This is a 56 year old male patient with relapsed T-cell prolymphocytic leukemia 2.5 years after matched unrelated donor stem cell transplantation.
He was initially diagnosed in 2015 with white cell count of 54,400/ul at the time with extensive bone marrow infiltration and diffuse lymphadenopathy as well as splenomegaly. Flow cytometry at that time demonstrated expression of CD45, CD3 and CD4 without CD8 on the neoplastic T cell population. However when he relapsed with disease after transplant, there was a change in immunophenotype of neoplastic T cells in the skin and bone marrow with notable double expression of CD4 and CD8 with loss of CD45.
Since the most recent relapse, he was on started on anti-CD52 therapy alongwith pentostatin and bendamustine but CBC showed progressively rising blood counts with lymphocytosis. The slides and flow plots since relapse (on therapy) are depicted below.

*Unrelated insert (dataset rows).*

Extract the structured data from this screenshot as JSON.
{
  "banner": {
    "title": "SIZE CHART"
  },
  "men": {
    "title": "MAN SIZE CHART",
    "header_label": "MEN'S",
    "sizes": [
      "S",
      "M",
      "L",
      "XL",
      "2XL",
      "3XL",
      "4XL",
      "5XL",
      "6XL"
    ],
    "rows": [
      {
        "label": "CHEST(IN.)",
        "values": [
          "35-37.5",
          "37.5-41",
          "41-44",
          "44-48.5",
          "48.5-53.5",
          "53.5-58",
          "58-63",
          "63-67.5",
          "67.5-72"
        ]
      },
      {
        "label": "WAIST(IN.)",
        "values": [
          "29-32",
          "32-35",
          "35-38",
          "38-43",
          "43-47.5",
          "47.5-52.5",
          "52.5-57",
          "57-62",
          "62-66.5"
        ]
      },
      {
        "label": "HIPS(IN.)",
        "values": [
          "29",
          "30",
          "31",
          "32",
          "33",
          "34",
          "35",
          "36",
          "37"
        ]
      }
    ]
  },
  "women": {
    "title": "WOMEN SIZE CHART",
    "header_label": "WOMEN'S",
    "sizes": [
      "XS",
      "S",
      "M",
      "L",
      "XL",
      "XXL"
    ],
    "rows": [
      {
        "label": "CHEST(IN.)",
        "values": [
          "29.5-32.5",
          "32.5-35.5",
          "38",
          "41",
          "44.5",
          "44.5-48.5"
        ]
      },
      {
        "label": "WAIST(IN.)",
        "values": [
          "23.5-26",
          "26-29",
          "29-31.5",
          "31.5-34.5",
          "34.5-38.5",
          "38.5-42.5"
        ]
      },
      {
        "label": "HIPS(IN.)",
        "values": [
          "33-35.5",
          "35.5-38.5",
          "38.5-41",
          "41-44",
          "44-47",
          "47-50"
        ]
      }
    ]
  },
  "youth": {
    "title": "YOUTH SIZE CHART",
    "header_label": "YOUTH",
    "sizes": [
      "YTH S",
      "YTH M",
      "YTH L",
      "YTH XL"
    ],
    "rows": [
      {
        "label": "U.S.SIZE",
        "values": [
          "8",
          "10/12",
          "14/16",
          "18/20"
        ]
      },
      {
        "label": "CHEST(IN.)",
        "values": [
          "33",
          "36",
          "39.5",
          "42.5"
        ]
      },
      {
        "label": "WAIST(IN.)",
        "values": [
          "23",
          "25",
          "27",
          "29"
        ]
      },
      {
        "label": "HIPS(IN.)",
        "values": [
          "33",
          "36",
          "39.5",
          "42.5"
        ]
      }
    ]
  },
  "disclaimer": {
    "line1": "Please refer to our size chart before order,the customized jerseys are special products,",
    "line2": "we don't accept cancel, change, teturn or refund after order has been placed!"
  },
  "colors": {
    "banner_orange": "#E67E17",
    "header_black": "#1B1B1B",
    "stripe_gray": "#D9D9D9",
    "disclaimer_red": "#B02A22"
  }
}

Learning point from case below:
1.T-PLL is a rare, aggresive T cell leukemia characterised by small to medium sized prolymphocytes that show mature/ post thymic immunophenotype. The main affected organs are PB (peripheral blood), spleen, liver, bone marrow and skin.
2. Three morphological variants have been identified as- classic (75%), small cell variant (25%) and cerebriform or sezary cell like variant (5%).
3.T-PLL often presents as high counts in the blood with atypcial small to medium sized lymphoid cells showing classic punched out nucleoli and cytoplasmic blebs.
4. Immunophenotyping shows the neoplastic T cell population positive for CD3 (weak), CD2, CD5, CD7 and CD52. Mostly CD4+/CD8- T cell population is seen. In certain cases a co-expression of CD4 and CD8 may be seen. TCL1 immunohistochemistry has better sensitivity than FISH for TCL1 rearrangement.
5. Change in immuophenotype may occur in T-cell propulation, so careful attention must be paid to such changes at relapse.